The Health and Human Services Office of Inspector General (OIG) conducted the survey in late 2002 as part of a management review of how the agency was meeting stringent deadlines for approving new drugs. OIG polled 846 FDA scientists, with nearly half (47%) completing the survey. Survey findings included:

·        Two-thirds (66%) of respondents lacked confidence that the agency “adequately monitors the safety of prescription drugs once they are on the market”

 

·        Only 12% of scientists were completely confident that FDA “labeling decisions adequately address key safety concerns,” while 30% were not at all or only somewhat confident

 

·        More than one-third (36%) of scientists were not at all or only somewhat confident that “final decisions adequately assess the safety of a drug”

 

·        Nearly one in five scientists (18%) said that they “have been pressured to approve or recommend approval” for a drug “despite reservations about the safety, efficacy or quality of the drug”

 

Despite the disquieting survey results, when the OIG published its report in March 2003, a lead conclusion was that FDA scientific reviewers “have high confidence in decisions FDA makes.”

“The survey raises significant issues about drug safety and ongoing monitoring of adverse health impacts of drugs in the marketplace,” stated Kathleen Rest, executive director of UCS. “The scientists' concerns warrant further investigation as Congress reviews drug approval practices at FDA.”
 

The fact that Dr.
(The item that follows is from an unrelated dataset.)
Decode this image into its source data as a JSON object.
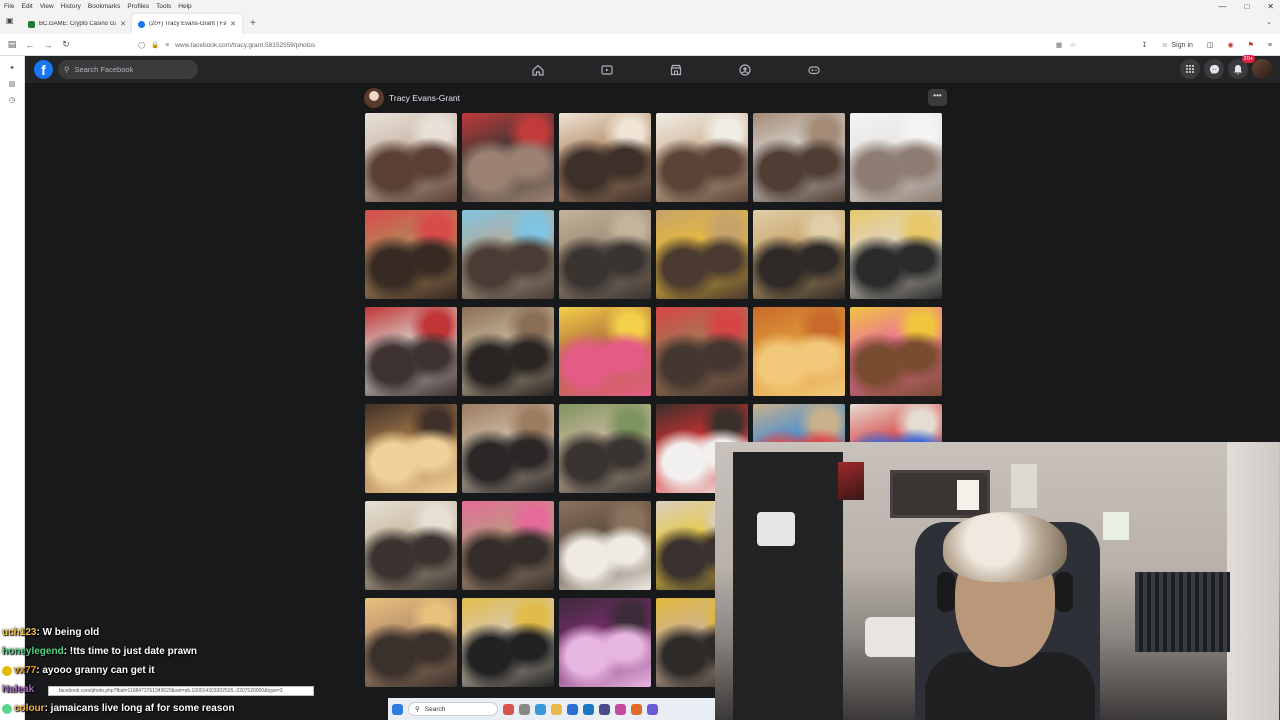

Graham’s supervisors have publicly disparaged his testimony highlights a weakness in FDA’s ability to dispassionately resolve scientific differences. In the survey of scientists, less than one in five (17%) felt the agency had “adequate procedures in place to address scientific disagreements” to a “great extent,” while 45% felt adequate procedures existed only to “some extent” and more than a third (38%) said procedures for resolving dissent existed only to a “small extent” or “not at all.”

“By all appearances, FDA would rather be sorry than safe,” stated PEER Program Director Rebecca Roose, who obtained the survey under the Freedom of Information Act. “These results show that many of Dr. Graham’s colleagues share his concerns, but that those warnings are falling on deaf ears.”